Bild: picture-alliance/United Archives
Umstritten: Kids (1995)
Mit dokumentarischen Mitteln arbeitete auch der Spielfilm "Kids", der zwei Jahre später entstand. Regisseur Larry Clark entwarf das Panorama einer Jugendkultur im New York der 1990er Jahre. Sex ist eines der Hauptthemen der jungen Mädchen und Jungen - das Thema AIDS kommt hinzu. Umstritten war der Film, weil er mit minderjährigen Darstellern sehr drastische Szenen entwickelte.
Bild: picture-alliance/dpa/KPA
Melodramatisch: Alles über meine Mutter (1999)
Spaniens Regie-Star Pedro Almodóvar erzählte 1999 in der für ihn typischen Manier vom Leben, Leiden und der Liebe einer Handvoll Protagonisten in Madrid und Barcelona. "Alles über meine Mutter" ist ein Melodrama mit viel Gefühl und Emotion, es geht um Geschlechterrollen und gesellschaftliche Vorurteile. Auch in "Alles über meine Mutter" spielt das Thema AIDS eine zentrale Rolle.
Bild: picture-alliance/dpa/Arthaus
Rückblick: Wir waren Zeugen (2007)
Auf die frühen 80er Jahre blickte der Franzose André Téchiné in "Wir waren Zeugen" zurück.
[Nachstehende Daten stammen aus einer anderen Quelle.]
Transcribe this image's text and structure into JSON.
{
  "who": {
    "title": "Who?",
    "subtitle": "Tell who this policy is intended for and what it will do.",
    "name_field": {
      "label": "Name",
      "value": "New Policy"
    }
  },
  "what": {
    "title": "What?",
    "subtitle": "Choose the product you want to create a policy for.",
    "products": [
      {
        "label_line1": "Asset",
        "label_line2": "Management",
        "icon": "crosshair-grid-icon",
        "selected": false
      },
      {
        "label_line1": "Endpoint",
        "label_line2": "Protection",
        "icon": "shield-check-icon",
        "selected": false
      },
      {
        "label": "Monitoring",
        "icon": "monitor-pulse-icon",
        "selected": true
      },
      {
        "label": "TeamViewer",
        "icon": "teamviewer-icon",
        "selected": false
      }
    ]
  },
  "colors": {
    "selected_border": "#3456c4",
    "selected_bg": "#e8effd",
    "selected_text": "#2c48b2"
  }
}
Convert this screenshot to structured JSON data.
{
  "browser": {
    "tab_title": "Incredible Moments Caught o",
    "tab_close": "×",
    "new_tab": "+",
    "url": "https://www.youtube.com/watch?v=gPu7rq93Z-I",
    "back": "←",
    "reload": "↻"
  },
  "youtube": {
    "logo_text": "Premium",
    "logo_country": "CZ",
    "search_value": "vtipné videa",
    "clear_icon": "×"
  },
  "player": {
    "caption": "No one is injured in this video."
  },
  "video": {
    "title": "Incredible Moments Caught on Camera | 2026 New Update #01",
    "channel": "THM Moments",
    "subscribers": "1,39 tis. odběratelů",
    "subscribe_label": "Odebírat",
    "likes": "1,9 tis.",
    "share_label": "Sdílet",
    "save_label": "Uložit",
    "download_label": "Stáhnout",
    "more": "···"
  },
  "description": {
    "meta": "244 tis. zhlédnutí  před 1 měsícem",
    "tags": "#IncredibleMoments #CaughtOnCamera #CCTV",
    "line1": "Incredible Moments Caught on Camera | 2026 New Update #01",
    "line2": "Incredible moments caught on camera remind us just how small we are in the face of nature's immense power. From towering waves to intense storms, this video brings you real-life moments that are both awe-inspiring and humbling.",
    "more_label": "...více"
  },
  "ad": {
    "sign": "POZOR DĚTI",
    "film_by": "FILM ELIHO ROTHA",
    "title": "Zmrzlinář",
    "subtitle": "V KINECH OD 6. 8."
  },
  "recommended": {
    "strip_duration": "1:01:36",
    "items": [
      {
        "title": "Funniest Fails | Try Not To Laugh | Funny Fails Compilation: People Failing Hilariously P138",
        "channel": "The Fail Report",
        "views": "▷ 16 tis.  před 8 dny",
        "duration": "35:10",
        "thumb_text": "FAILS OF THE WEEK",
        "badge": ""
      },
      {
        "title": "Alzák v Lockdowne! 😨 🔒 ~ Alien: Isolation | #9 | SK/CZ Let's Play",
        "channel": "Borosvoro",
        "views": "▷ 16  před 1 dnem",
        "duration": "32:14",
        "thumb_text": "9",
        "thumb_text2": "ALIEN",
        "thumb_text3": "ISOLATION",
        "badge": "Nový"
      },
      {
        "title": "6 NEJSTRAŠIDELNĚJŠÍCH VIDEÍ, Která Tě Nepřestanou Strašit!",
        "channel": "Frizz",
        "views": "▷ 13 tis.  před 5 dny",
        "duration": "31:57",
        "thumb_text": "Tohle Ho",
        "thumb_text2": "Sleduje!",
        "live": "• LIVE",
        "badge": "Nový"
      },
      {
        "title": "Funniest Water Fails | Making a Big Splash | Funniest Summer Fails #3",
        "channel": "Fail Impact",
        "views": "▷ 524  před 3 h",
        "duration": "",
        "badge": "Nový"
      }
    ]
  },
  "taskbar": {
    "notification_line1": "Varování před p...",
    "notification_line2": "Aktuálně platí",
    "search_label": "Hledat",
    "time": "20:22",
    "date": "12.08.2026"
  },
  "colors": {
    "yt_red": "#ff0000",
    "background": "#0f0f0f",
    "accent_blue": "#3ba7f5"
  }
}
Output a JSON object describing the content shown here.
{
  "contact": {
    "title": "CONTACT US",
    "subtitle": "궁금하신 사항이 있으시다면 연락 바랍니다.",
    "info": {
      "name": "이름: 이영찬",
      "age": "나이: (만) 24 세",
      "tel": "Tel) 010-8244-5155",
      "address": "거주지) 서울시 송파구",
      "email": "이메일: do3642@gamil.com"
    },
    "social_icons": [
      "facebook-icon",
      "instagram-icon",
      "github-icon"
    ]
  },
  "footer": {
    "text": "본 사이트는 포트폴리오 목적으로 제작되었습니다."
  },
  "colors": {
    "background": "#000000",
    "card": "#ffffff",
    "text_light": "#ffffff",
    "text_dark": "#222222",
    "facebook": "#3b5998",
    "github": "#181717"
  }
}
In Frankreich breitet sich die Krankheit aus, die Protagonisten, die Téchiné dem Zuschauer präsentiert, werden in verschiedenen Situationen mit AIDS konfrontiert. "Wir waren Zeugen" feierte bei der Berlinale Premiere, schaffte aber trotz Stars wie Emmanuelle Béart nicht den Sprung in die deutschen Kinos.
Bild: picture-alliance/dpa
AIDS Global: Same Same But Different (2009)
Auch das deutsche Kino beschäftigte sich mit AIDS. Rosa von Praunheim tat das 1986 in der für ihn typischen anarchistischen Art und Weise mit "Ein Virus kennt keine Moral" schon sehr früh und als erster. Regisseur Detlef Buck drehte 2009 den Film "Same Same But Different", der eine Liebe zwischen einem jungen Deutschen (David Kross, unser Bild) und einer kambodschanischen Prostituierten zeigt.
Bild: Delphi Filmverleih
Schauspielerfilm: Dallas Buyers Club (2014)
Großen Erfolg hatte vor vier Jahren der Film "Dallas Buyers Club" des kanadischen Regisseurs Jean-Marc Vallée. Matthew McConaughey (r.) und Jared Leto brillieren darin als zwei HIV-infizierte Protagonisten, die sich im Amerika der 1980er Jahre um wirksame AIDS-Medikamente bemühen. Für die beiden Schauspieler gab es bei der Oscarverleihung 2014 Auszeichnungen für die besten männlichen Darsteller.